INGOTs: a software certification that rewards children helping other people
The International Grades in Office Technology (INGOTs) is a system for certifying IT capability. This article explains what is unique in the INGOTs, their current status and how to join the program, through an interview with INGOTs founder Ian Lynch.
Update October 27th, 2017: I discovered ONLY today that Ian Lynch passed away in 2015. To contact INGOTs, please use directly their website)
INGOTs is a software-related certification which is deeply different from the European Computer Driving License (ECDL) and does not compete with it. The first difference is cost: ECDL starts at about 50⁄60 Euro, INGOTs certificates at less than two. Then there is the age range: ECDL primarily targets teenagers and adults, INGOTs are suited to children as young as six years.
The crucial differences, however, are in the goal and in the organization. INGOTs are earned through registered centers called Academies, which can be schools or other institutions. Even if there is a central structure, INGOTs Academies are much easier to start and integrate in the activities of any school or grassroots group.
A goal unique to INGOTs is to not just teach notions, but to promote active citizenship, community service and good practices. INGOTs rewards students who make a valuable public contribution in an area of their interest. As an example, INGOTs students must demonstrate an understanding of the principles of Free, Open Source software, and the Gold INGOTs certification requires several hours of community service, for example contributing in some way to the OpenOffice.org project (read the Linux.com article to know more about INGOTs and Free software).
According to Lynch, INGOTs are good for teachers because give valid motivation to students and, unlike other projects, “they don’t just put online a lot of unconnected resources. INGOTs intends to develop a coherent, nationally accredited certification and sustain a free, high quality curriculum on-line for all.”
Stop: How do you plan to do this?
Ian: By enabling the community to participate in resource development - at least in part by teaching them how - and selling certification for those that want official, independent endorsement of their learning. If we can get many people certificated at low cost, eventually low cost learning will be available online for everyone.
Stop: What are the latest news from INGOTs?
Ian: We are close to finishing INGOTs 2.0! This revision brings the INGOTs in line with the UK National Occupational Standards for IT Users, the European Qualifications Framework and the UK Schools National Curriculum. Besides, we have just started an EU Transfer of Innovation project with a grant for 276,000 Euro with partners in Bulgaria, Romania, Czech Republic and Spain.
Stop: What are the goals of this project?

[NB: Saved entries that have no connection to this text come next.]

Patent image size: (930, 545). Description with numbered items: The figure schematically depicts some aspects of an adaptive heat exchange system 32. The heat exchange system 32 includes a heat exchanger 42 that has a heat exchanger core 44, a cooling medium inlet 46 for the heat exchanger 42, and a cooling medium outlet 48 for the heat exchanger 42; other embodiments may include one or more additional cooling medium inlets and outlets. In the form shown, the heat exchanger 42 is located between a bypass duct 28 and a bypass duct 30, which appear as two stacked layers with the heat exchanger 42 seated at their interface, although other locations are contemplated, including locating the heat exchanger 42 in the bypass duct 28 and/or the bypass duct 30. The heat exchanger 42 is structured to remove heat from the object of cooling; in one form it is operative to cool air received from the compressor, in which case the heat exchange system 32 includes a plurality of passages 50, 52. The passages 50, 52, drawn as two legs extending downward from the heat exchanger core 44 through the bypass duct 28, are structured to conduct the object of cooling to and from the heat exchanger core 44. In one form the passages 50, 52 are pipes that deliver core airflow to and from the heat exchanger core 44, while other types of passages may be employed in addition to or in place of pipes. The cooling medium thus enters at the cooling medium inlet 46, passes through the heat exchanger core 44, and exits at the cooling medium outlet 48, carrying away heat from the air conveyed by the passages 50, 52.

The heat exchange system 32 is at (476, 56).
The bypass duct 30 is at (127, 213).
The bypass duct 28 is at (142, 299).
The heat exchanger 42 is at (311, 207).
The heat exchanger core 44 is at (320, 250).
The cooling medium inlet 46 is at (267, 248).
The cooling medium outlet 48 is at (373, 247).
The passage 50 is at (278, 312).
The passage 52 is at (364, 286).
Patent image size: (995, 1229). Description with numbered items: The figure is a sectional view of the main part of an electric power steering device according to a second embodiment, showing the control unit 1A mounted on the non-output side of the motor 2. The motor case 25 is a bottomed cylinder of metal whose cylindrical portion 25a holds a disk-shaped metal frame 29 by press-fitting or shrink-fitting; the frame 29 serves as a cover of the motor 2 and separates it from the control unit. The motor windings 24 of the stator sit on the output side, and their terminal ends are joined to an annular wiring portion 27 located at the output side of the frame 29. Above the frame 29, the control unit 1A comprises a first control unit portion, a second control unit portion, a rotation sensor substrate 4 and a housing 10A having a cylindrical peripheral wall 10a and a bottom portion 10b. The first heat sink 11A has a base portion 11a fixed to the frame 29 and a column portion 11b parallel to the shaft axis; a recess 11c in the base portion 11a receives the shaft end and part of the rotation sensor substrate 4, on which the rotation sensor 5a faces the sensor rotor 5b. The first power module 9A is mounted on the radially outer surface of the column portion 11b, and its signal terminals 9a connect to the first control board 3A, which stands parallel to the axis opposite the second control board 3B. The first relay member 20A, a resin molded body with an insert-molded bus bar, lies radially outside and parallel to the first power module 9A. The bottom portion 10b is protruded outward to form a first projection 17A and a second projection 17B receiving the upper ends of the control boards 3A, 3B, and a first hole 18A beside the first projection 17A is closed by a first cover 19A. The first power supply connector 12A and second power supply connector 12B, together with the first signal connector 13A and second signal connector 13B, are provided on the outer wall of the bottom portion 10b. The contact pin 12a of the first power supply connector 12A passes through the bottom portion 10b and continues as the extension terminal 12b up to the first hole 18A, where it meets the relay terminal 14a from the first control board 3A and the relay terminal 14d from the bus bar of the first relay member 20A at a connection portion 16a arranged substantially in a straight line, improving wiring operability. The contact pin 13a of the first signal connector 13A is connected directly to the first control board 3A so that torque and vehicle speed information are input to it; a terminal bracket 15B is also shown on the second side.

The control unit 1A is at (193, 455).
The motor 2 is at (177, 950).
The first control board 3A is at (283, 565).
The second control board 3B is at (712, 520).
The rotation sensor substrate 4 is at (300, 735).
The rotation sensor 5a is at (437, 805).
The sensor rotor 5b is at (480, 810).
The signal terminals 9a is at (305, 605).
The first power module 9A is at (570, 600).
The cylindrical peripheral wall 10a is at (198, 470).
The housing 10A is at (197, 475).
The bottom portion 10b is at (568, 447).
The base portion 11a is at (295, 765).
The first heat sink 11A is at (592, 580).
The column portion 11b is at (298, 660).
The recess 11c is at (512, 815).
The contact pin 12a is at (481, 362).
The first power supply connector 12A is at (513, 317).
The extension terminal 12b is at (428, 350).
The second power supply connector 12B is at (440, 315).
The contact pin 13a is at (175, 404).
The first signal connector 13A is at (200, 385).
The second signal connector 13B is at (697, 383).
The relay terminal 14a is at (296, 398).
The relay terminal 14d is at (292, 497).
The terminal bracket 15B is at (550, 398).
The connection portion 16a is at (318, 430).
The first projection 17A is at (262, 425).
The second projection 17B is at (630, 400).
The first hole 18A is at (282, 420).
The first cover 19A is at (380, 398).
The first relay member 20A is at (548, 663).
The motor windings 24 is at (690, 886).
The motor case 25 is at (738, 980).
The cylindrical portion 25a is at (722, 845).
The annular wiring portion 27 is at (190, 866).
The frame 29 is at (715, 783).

Ian: To put online support to the INGOT qualifications, under Creative Commons licenses, so that the courses are free for all learners. Initially content will be in the languages of the partner countries, but we will apply for further grants to cover other languages. We are in talks with the largest Teacher training University in Malaysia who intend to take up the INGOT qualifications across all their staff. And we are currently looking for partners in other EU countries.
Stop: What should one do to start INGOTs in a new country?
Ian: Contact me (ian.lynch at theingots.org), so we can discuss together what scope there is. Next, I have to train the person as an Assessor trainer so they can then provide training for others. They then need some sort of organisation with IT facilities, so they can support the learning that is needed to meet the INGOT criteria. Once this is done they can get started.
Stop: What happens next, and why?
Ian: As they gain experience they can become a regional moderation center and manage the quality assurance for new centers. INGOTs is designed to scale from grass roots but provide peer reviewed, very unexpensive quality assurance procedures. That should enable us to get certification for groups previously excluded and provide sufficient revenue on large numbers to support and sustain the free on-line supporting content for all to use.